There’s no hard evidence on which type or amount of exercise is best. “It seems to matter less exactly what type of exercise you do than that you do it in a regular way,” said Dr. Timothy S. Carey, a physician at the University of North Carolina at Chapel Hill, who co-authored a commentary on the mega-study by Steffens.

So choose exercise that you like, and do it. Cardio, core, strength training, flexibility, and working your upper and lower limbs were all included in that mega-study.

Since we’re all busy, I developed a three-pronged exercise program where you can even work on your strength and flexibility in bed, at work, and while watching TV. My program is meant to be accessible to everyone. Look at my friend Kathleen. She’s a senior citizen, and she’s hitting it hard.

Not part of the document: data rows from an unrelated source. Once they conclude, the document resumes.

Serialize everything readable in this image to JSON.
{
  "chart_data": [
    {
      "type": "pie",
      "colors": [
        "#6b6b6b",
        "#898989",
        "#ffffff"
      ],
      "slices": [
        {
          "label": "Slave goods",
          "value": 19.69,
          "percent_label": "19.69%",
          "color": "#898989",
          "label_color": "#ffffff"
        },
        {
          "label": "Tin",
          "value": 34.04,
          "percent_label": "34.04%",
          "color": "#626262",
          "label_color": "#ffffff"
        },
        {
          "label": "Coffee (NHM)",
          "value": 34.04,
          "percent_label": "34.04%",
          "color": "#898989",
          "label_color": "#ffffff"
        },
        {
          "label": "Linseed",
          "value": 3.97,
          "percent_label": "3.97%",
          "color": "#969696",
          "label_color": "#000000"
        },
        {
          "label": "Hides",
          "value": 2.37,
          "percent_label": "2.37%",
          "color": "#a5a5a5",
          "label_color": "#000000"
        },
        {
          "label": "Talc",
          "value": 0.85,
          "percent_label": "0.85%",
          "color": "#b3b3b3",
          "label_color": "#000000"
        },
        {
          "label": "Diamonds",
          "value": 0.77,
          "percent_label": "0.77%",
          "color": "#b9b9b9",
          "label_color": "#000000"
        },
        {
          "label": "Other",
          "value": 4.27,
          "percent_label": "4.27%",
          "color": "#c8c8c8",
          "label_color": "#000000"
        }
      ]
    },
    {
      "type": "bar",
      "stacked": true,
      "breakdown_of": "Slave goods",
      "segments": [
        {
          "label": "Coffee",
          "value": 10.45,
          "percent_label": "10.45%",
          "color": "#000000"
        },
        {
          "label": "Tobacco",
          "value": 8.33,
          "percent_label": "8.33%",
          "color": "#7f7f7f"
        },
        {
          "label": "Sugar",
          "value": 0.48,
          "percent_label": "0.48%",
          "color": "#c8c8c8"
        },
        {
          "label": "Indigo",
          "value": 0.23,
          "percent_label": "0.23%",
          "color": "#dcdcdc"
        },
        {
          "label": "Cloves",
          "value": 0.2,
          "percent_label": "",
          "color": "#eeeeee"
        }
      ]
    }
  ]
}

With my book!

Click cover to preorder e-book now for a special price of $5.99 (regular price $9.99).
Direct Amazon.com link here.
Bottom line: most of us will get back pain sooner or later. As someone who loves words, you’re already at at advantage to prevent it through education. Keep reading and start moving, and you'll save your energy for more fun stuff like cat detectives and hard-bitten thrillers.


1 Deyo RA, Tsui-Wu YJ. Descriptive epidemiology of low-back pain and its related medical care in the United States. Spine. 1987; 12:264.
2 Cassidy JD, Carroll LJ, Côté P. The Saskatchewan health and back pain survey. The prevalence of low back pain and related disability in Saskatchewan adults. Spine. 1998; 23:1860.
3 Chen SM, Liu MF, Cook J et al. Sedentary lifestyle as a risk factor for low back pain: a systematic review. International Archives of Occupational and Environmental Health. 2009 Jul, 82(7): 797-806
4 Lee I, Shiroma EJ, Lobelo F et al. Effect of physical inactivity on major non-communicable diseases worldwide: an analysis of burden of disease and life expectancy. The Lancet. 380(9838): 219-229
5 Deyo RA, Weinstein JN. Low back pain. N Engl J Med 2001;344: 363-70
6 Steffens D, Maher CG, Pereira LS, et al. Prevention of Low Back Pain: A Systematic Review and Meta-analysis. JAMA Intern Med. 2016 Jan 11:1-10. doi: 10.1001/jamainternmed.2015.7431.